Roddick was beaten in straight sets by a top of the line Marat Safin on the opening day before Blake bowed in four sets against U.S. Open semifinalist Mikhail Youzhny. But then the Bryan brothers kept the Americans in contention, closing the gap to 2-1 in the best of five match series between the two nations.And so Roddick faced the gifted Dmitry Tursunov on the final day. Tursunov has been one of the game’s most improved players in 2006, surging into the world’s top 30, demonstrating that he has the tools to bother anyone in his trade. Tursunov was much too solid for Roddick in building a two sets to love lead, displaying time and again better ball control from the backcourt. But Roddick was not going to surrender, and he came back with gusto to take the next two sets.

The two players battled gamely through a compelling and hard fought fifth set. Roddick broke for 6-5, and served for the match in the following game. Here, he let himself down considerably with the match well within his grasp. On the first point of the crucial twelfth game, he ran round his backhand to play an inside-in forehand, but he did not do enough with that shot as Tursunov connected cleanly with a running forehand crosscourt winner into a vacant court. Roddick got back to 15-15 but was caught on his heels by a deep forehand crosscourt return from the Russian. The American netted a forehand half volley from not far inside the baseline. Then Roddick attempted to exploit his big inside-out forehand but he committed a glaring mistake into the net. Down 15-40 he released an unreturnable first serve wide to the forehand. Three points away from victory at 30-40, he made another unprovoked error, taking Tursunov’s mediocre return of serve and pulling a forehand wide crosscourt.

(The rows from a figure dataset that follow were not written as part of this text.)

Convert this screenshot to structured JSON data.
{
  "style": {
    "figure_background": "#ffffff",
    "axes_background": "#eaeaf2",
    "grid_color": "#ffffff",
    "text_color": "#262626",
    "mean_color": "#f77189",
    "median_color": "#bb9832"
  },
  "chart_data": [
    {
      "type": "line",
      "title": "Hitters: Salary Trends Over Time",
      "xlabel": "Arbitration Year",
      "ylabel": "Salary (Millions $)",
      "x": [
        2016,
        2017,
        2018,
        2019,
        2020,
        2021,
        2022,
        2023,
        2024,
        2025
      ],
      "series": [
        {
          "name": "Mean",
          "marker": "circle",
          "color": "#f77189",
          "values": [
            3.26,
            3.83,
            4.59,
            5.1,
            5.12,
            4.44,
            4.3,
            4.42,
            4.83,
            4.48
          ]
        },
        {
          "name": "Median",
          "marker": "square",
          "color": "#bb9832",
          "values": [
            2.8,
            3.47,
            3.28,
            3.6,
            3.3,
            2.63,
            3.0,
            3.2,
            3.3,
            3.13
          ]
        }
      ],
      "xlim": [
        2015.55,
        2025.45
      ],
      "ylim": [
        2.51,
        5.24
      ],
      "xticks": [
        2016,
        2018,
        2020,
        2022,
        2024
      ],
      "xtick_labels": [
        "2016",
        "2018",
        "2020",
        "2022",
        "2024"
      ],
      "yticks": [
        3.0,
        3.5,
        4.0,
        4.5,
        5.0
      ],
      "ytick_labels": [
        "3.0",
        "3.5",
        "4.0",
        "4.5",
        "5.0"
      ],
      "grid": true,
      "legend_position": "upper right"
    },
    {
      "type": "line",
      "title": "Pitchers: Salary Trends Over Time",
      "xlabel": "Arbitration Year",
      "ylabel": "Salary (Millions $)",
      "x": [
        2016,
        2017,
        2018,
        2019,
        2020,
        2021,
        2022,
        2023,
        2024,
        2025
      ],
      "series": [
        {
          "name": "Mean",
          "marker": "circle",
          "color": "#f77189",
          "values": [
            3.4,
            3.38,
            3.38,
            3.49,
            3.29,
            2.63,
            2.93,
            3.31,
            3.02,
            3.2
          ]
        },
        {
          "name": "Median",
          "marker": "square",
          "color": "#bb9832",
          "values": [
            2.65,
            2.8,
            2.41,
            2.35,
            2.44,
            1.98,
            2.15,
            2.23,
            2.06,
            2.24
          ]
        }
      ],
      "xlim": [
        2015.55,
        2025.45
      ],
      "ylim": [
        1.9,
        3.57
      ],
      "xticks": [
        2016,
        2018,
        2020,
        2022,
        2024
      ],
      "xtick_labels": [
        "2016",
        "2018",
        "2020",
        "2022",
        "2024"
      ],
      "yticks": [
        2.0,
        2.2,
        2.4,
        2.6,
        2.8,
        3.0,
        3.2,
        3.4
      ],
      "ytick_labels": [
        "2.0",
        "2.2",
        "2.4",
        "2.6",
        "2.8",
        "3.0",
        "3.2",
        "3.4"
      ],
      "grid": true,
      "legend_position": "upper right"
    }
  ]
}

Tursunov was back to 6-6. Roddick battled gamely and gallantly until he lost his serve at 15-16, displaying much grace under pressure during that stretch. He made a remarkable comeback, but he should have served out the match at 6-5 and been victorious. Had Boris Becker been serving for the match under similar circumstances, would he have come through? If Pete Sampras been placed in Roddick’s shoes, would he have served out the match? The answer to both questions is clearly yes. He competed honorably, but Roddick did not exploit his most formidable weapon when he really needed it.